Yes, you explained why. I just didn't understand why someone would swage if it caused more problems than it solved. I wouldn't want to hunt for and pick out rings of brass from the bottom of primer pockets if a "pop" across the reamer would have solved the issue to begin with. ;)

Now I'll perform a citizen's self-arrest for the grammar police. I've heard prepositions aren't to be used to end sentences.
 
What he said. In my opinion Federal is like Amerc brass, it deserves the scrap bin.

Well, I have to say that I also haven't heard great things about Federal brass. But, my department has been running through quite a bit of Federal stamped ammo, and that's what I can get my hands on for free at the moment (the good part though is that the "price" I paid means that 1-2 loads out of the brass would still make it worthwhile to me).

To say that my department buys ammo in bulk would be a huge understatement. I believe we run through a couple million rounds per year, and I noticed that our rifle ammo switched from LC brass to Federal a year or two ago. Fortunately, I think I saw some LC showing up at our last qualification, so perhaps I'll luck into some decent brass again here in the future!
 
Free is a good price. As I said, some Fed headstamps are better than others. Section a case near the base ... if the web is about .072 thick, it's the better stuff - if less, I wouldn't reload it even once. THe stuff that is reloaded simply won't get as many firings as LC or Win before the pockets loosen.

Here's a good thread on it - with some divergent opinions.
http://www.usrifleteams.com/forums/index.php?showtopic=6071
/Bryan
 
It's one second insurance.

Why do you guys swage if you're going to ream anyway?

Because we're talking .223, .308, and 30-06 and you never know what conditions will be when the rounds get deployed. It ALL needs to be perfect ALL the time.

Thanks,
Scott
 
Maybe we should ream the crimp and then swage. That way we wouldn't have to worry about getting the ring of brass in the primer pocket.
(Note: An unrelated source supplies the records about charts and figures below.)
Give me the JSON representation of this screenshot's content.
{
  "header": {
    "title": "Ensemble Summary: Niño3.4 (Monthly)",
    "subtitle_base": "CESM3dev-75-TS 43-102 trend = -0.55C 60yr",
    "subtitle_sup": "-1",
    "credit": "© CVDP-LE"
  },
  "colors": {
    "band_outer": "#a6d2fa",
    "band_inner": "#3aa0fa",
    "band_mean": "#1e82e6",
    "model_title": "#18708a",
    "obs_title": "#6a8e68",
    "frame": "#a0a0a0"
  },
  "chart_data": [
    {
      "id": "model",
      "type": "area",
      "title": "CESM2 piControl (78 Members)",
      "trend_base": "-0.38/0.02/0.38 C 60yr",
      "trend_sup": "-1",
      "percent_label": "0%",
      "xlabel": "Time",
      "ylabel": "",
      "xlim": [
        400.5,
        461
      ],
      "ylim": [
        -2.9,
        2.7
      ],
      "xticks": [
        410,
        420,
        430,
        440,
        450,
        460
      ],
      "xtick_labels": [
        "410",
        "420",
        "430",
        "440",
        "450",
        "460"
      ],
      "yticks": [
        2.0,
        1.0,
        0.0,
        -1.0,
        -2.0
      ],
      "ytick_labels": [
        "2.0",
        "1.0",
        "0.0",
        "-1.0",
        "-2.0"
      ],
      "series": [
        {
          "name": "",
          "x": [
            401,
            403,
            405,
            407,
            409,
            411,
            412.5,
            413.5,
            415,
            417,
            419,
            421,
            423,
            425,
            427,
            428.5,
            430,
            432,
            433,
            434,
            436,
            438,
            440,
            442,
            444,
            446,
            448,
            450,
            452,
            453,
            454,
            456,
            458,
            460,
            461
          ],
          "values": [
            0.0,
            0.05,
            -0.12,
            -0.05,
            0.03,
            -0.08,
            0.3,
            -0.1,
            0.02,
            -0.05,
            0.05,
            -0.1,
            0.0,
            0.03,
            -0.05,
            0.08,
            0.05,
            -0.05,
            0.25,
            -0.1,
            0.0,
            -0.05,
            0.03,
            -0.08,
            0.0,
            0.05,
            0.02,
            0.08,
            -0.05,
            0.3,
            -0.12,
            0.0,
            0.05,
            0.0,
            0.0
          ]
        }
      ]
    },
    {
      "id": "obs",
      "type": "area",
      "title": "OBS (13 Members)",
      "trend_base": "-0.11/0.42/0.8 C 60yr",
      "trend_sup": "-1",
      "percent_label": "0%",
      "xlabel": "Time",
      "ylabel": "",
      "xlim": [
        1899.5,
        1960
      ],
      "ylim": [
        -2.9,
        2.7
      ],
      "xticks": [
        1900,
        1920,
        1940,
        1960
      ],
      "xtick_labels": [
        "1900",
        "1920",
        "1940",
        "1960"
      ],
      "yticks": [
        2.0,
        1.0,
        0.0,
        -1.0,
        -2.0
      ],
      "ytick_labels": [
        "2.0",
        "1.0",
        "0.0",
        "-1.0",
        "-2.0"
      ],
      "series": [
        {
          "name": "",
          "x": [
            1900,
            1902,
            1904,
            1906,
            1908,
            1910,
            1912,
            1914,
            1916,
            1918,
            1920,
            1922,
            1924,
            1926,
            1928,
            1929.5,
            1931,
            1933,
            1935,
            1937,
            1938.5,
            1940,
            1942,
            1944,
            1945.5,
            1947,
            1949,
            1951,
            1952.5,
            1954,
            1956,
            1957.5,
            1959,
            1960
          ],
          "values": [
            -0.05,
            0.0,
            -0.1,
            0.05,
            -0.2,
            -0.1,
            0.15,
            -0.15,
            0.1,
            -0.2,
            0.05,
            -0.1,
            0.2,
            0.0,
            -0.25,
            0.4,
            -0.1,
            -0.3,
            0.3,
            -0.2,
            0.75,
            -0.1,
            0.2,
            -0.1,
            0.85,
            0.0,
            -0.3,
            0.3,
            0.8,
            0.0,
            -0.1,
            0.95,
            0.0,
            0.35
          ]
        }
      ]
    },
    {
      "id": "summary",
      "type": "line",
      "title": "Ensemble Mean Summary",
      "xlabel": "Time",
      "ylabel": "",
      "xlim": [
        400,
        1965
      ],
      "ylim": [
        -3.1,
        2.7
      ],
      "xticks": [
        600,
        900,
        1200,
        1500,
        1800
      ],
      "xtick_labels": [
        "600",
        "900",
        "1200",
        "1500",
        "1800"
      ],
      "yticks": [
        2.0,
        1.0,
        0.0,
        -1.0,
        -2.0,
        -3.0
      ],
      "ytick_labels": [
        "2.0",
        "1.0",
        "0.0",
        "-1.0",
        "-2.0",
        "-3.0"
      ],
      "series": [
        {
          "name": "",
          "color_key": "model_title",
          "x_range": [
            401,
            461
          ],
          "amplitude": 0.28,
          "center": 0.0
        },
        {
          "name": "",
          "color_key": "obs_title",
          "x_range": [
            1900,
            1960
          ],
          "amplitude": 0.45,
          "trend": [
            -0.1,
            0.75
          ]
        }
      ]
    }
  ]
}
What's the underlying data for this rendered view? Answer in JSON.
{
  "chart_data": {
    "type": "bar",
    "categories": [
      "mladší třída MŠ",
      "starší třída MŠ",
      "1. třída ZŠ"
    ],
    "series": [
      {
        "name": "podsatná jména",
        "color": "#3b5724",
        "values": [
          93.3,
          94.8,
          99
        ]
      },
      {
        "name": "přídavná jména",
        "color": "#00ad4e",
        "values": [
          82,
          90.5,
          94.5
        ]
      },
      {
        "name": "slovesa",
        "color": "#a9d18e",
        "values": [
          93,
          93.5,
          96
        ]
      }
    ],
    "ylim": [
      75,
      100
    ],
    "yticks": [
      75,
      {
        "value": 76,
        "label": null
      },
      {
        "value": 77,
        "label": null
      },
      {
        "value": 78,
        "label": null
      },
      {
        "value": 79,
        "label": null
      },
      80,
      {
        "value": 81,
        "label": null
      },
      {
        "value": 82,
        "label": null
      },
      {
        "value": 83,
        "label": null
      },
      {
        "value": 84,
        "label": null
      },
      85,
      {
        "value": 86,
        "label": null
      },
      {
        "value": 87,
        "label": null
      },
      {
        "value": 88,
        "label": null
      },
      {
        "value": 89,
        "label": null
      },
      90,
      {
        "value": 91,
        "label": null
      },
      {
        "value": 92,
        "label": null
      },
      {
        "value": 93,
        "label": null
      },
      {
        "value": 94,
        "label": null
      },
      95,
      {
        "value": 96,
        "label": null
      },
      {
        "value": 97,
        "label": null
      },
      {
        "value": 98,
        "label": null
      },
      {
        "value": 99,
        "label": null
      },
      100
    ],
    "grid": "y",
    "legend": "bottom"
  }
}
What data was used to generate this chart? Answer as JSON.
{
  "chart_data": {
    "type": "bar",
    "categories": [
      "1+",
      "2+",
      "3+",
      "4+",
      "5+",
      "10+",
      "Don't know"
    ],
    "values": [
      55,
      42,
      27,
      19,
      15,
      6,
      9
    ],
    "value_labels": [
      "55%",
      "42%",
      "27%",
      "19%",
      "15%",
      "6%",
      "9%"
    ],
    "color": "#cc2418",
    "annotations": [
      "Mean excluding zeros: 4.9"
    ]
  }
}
Perfection! ;)
 
Yes, you explained why. I just didn't understand why someone would swage if it caused more problems than it solved. I wouldn't want to hunt for and pick out rings of brass from the bottom of primer pockets if a "pop" across the reamer would have solved the issue to begin with. ;)

Newer LC brass is softer, and I don't experience "rings" after swaging. Just the old stuff 60's and 70's. Since I happen to have 3000 rounds of the hardest brass in existence, I do see the anomaly.

If they could invent a reamer that didn't cut at a ridiculous angle, where you have to remove a lot of brass just to get to the bottom of the crimp, I would throw away my swager. They don't, and I don't care for the results of what they do make. That's of course, a personal preference, and works for me. I don't and won't tell you what you like, I just share what I like. If its not your cup of tea, then ignore it do it your way.

"Popping" the reamer just smooths the rim, it doesn't ream a chamfer big enough to bother me. I should have noted that after swaging, my time on the "Trim Mate" includes uniforming the pocket (immediately following the slight pocket chamfer). The old LC brass also wants to bind more often in the Uniformer, and that slight chamfer helps with that as well. As for any ring of brass left from swaging, it's the uniformer that does away with such, not the reamer. I check for them in a just a few cases to see if the whole batch has such to worry about.

BTW, any sentence I don't know how to finish good enough to please the English majors, I just end with.... (which means to hell with them;))
 
Don't get me wrong, I don't have anything against swaging primer pockets. I have and use a RCBS swager from time to time.